Ce n’était évidemment pas l’exemple immédiat pour nourrir nos échanges, mais le saint comme le village sauraient pu les illustrer. À la différence d’un verger de production, destiné à un marché de consommation ou de transformation, le Verger de Pays est aujourd’hui compris et défini comme un lieu de conservation d’un patrimoine que l’on peut qualifier de local, mais qui est avant tout un composant de base de l’immense patrimoine des campagnes européennes. Un Verger de Pays n’est en aucun cas un repli sur un territoire, mais au contraire une fierté et un trésor donnant à la collectivité, ou le particulier, qui le porte une place dans un monde de savoirs, de transmission et de gourmandise. De ce fait il est un outil de rencontres, d’échanges et d’enrichissements.
La Maison du Patrimoine de Brocéliande, nous avait réuni Michel Adam, Pierre Bazin, Loic Berthelot et moi-même autour d’Olivier Ibarra, du Pôle fruitier de Bretagne. Le débat portait sur la place de ces vergers dans les contextes marchand, écologique et culturel de notre société. On notera qu’en la matière, il y a peu de différences entre le verger de pommes “à croquer” et celui de pommes “à cidre” tant le fruit comme la boisson sont, plus ou moins, universellement répandus, néanmoins en Bretagne la fierté de chaque canton a fait de la pomme à cidre un fruit aussi diversifié que les cidres que l’on y produit.
Il fut donc question de d’intérêt économique et si l’on peut opposer le verger de conservation à celui de production, il s’agit en réalité dans chaque cas de proposer un modèle économique viable avec un retour sur investissement qui n’est évidemment pas du même ordre. Le Verger de Pays s’inscrit par nature dans le principe du circuit court.
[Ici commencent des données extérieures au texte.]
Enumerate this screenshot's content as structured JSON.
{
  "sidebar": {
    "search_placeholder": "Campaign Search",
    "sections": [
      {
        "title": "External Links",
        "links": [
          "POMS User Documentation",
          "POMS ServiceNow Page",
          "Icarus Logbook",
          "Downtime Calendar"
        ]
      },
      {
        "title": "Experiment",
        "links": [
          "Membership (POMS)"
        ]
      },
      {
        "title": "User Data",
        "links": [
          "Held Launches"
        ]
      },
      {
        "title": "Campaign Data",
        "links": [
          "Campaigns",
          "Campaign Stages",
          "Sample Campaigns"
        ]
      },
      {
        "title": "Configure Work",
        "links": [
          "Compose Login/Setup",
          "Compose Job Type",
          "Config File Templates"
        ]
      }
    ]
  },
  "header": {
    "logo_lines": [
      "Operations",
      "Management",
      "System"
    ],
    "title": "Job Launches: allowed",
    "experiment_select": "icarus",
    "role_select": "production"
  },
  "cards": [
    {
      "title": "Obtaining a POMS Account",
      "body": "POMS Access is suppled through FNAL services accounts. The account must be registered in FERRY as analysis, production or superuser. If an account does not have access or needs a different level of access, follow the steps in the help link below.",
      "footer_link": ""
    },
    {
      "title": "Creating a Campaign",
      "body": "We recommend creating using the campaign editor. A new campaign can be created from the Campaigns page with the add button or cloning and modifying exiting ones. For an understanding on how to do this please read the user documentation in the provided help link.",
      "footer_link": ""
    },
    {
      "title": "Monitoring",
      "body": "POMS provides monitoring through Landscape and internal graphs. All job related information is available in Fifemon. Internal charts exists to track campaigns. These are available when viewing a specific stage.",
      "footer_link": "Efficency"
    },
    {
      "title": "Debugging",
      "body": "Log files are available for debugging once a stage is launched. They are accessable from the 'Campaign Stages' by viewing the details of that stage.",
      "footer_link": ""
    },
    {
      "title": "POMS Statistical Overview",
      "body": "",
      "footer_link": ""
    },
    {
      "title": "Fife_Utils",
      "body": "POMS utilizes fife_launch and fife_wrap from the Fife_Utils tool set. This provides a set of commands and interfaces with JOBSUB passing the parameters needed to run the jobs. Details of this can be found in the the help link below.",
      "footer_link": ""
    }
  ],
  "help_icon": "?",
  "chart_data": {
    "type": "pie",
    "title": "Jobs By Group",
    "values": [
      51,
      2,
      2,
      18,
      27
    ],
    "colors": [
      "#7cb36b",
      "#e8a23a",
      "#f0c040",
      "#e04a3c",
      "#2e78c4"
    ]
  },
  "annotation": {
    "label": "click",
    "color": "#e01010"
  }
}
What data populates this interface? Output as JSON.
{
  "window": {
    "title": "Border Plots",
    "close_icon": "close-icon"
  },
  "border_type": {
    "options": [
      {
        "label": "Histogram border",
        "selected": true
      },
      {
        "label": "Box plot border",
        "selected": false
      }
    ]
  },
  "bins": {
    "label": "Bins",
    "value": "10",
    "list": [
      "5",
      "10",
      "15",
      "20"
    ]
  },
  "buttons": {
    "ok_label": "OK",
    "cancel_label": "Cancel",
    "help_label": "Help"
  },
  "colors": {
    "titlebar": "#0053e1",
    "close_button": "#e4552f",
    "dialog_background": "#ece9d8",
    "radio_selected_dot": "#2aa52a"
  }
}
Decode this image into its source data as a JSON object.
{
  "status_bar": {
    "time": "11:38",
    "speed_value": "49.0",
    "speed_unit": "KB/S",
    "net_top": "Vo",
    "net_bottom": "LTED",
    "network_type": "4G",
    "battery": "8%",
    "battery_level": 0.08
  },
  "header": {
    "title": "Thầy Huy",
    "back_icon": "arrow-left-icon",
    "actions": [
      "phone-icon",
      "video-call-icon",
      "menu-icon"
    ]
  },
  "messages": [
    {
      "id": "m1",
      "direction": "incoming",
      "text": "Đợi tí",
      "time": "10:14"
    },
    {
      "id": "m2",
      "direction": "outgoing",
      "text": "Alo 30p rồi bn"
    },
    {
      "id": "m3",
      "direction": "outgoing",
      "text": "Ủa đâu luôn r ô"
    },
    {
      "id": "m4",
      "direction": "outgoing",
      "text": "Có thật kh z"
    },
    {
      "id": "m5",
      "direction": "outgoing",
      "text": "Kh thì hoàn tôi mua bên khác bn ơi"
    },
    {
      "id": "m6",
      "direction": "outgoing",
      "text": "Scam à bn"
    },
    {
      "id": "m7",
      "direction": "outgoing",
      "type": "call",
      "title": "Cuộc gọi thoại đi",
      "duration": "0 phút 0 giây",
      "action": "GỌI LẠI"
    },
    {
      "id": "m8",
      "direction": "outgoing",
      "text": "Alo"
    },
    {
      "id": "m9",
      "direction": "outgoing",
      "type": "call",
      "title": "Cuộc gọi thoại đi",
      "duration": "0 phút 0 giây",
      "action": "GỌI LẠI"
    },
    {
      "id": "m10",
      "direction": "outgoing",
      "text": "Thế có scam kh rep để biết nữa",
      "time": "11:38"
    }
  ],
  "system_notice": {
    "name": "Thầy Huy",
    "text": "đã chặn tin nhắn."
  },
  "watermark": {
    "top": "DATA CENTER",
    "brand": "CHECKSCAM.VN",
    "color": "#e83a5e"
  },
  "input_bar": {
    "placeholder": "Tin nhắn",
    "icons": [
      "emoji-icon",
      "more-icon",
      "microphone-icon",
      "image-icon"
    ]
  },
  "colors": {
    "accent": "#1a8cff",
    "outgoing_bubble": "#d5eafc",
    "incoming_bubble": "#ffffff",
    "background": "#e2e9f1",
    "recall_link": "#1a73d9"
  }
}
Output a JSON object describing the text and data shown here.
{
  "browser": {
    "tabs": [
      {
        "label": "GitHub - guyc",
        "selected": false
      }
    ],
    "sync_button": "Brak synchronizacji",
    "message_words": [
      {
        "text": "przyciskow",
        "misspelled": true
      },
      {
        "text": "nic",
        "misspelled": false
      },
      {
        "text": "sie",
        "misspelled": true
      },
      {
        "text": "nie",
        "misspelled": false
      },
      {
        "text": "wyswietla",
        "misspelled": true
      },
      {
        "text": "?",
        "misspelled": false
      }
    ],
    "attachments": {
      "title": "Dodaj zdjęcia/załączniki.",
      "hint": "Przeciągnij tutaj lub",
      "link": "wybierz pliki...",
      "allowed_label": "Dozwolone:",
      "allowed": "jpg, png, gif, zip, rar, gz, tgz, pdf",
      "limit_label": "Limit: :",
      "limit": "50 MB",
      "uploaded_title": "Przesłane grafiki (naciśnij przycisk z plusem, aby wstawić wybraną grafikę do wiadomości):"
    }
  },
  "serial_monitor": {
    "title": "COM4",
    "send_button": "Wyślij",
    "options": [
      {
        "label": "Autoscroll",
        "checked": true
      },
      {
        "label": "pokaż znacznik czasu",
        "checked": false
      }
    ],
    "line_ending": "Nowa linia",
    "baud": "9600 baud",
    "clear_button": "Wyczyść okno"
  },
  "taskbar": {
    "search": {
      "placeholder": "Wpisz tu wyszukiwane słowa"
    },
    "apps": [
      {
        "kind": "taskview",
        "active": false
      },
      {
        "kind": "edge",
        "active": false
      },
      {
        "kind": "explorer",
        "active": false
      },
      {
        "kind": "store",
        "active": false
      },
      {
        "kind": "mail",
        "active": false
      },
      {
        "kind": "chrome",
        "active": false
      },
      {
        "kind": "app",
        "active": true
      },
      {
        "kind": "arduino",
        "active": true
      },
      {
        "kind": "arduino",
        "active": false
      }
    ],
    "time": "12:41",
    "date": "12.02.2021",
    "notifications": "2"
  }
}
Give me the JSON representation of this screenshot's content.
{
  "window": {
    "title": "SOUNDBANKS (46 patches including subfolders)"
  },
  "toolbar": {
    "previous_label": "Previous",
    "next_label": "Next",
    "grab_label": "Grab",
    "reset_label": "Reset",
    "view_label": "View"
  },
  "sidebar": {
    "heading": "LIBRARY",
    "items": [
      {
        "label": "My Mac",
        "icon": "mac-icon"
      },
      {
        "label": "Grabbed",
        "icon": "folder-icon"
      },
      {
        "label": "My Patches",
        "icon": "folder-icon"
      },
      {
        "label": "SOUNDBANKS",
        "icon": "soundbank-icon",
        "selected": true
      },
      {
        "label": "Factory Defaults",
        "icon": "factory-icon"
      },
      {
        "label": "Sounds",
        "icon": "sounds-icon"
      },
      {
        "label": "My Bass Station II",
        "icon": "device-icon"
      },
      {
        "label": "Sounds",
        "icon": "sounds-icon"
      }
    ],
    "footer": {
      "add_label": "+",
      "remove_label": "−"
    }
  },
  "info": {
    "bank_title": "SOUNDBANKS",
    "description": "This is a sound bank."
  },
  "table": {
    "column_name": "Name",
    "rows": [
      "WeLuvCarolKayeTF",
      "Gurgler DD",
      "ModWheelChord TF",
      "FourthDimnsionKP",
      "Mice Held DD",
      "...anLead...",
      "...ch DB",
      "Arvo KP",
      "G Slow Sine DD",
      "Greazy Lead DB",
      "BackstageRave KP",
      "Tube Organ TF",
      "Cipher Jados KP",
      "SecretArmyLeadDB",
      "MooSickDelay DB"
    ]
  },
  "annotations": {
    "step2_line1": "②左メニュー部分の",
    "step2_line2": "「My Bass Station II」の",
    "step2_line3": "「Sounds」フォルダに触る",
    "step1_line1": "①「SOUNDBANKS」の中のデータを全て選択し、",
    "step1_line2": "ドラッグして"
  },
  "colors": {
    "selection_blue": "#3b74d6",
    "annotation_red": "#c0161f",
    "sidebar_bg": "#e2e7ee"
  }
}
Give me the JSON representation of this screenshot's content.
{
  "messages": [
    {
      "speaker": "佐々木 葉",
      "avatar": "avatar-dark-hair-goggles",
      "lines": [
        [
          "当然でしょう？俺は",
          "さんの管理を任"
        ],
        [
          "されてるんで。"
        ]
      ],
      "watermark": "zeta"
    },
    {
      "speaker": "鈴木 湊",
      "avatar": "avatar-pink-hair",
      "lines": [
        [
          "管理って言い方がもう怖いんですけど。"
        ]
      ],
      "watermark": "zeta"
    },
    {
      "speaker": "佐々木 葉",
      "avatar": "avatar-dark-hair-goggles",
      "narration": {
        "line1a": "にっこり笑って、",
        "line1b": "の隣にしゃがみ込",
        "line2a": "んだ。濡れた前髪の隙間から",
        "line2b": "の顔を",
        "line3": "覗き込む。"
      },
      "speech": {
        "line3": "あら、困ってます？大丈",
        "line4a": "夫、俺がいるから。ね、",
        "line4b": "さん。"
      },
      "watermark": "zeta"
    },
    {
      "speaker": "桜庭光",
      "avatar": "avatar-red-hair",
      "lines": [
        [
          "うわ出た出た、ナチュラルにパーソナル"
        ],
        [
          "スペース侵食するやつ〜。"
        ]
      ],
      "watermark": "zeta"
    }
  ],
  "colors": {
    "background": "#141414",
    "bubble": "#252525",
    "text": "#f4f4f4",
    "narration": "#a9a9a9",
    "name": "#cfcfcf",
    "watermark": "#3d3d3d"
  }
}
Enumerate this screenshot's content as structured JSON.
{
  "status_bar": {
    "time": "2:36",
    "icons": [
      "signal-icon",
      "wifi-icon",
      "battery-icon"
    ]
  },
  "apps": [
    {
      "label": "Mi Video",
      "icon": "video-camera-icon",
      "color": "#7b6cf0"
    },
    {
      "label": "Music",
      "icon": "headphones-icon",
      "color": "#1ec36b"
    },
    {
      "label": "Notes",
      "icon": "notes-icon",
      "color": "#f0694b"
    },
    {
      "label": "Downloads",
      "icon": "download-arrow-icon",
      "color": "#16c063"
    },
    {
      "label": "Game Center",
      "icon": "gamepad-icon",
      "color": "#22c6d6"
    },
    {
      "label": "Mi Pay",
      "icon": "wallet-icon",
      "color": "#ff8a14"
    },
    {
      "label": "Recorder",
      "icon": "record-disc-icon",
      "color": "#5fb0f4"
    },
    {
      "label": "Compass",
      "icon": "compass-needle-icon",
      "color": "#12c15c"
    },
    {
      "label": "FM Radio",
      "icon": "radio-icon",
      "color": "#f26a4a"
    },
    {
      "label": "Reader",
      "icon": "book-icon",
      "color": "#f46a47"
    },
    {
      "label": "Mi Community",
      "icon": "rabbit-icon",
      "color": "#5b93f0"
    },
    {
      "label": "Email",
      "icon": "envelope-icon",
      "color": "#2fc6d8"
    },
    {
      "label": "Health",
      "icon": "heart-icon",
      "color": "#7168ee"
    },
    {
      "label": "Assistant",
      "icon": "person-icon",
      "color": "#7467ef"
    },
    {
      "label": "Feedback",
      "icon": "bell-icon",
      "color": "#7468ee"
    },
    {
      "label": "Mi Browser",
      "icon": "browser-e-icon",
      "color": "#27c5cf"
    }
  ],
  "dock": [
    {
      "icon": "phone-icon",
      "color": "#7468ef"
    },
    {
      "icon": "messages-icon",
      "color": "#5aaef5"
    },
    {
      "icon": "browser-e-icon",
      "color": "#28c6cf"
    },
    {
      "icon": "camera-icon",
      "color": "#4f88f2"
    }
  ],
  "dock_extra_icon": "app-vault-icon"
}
Quelque soit la structure qui le gère, c’est une production de fruits, commercialisable selon sa vocation. Nous avons entendu à ce propos qu’il n’existe pas de mauvaise variété de pomme, mais qu’il peut exister de mauvais usages de telle ou telle variété. Il convient donc toujours de bien connaître les variétés que l’on cultive. Un Verger de Pays peut également être un centre d’intérêt touristique à condition de l’aménager en conséquence. Dans tous les cas cependant, il faut s’en occuper tout au long de ses cycles, car un verger se transmet et il est impératif de toujours disposer d’une ressource humaine suffisante pour le conduire dans la durée.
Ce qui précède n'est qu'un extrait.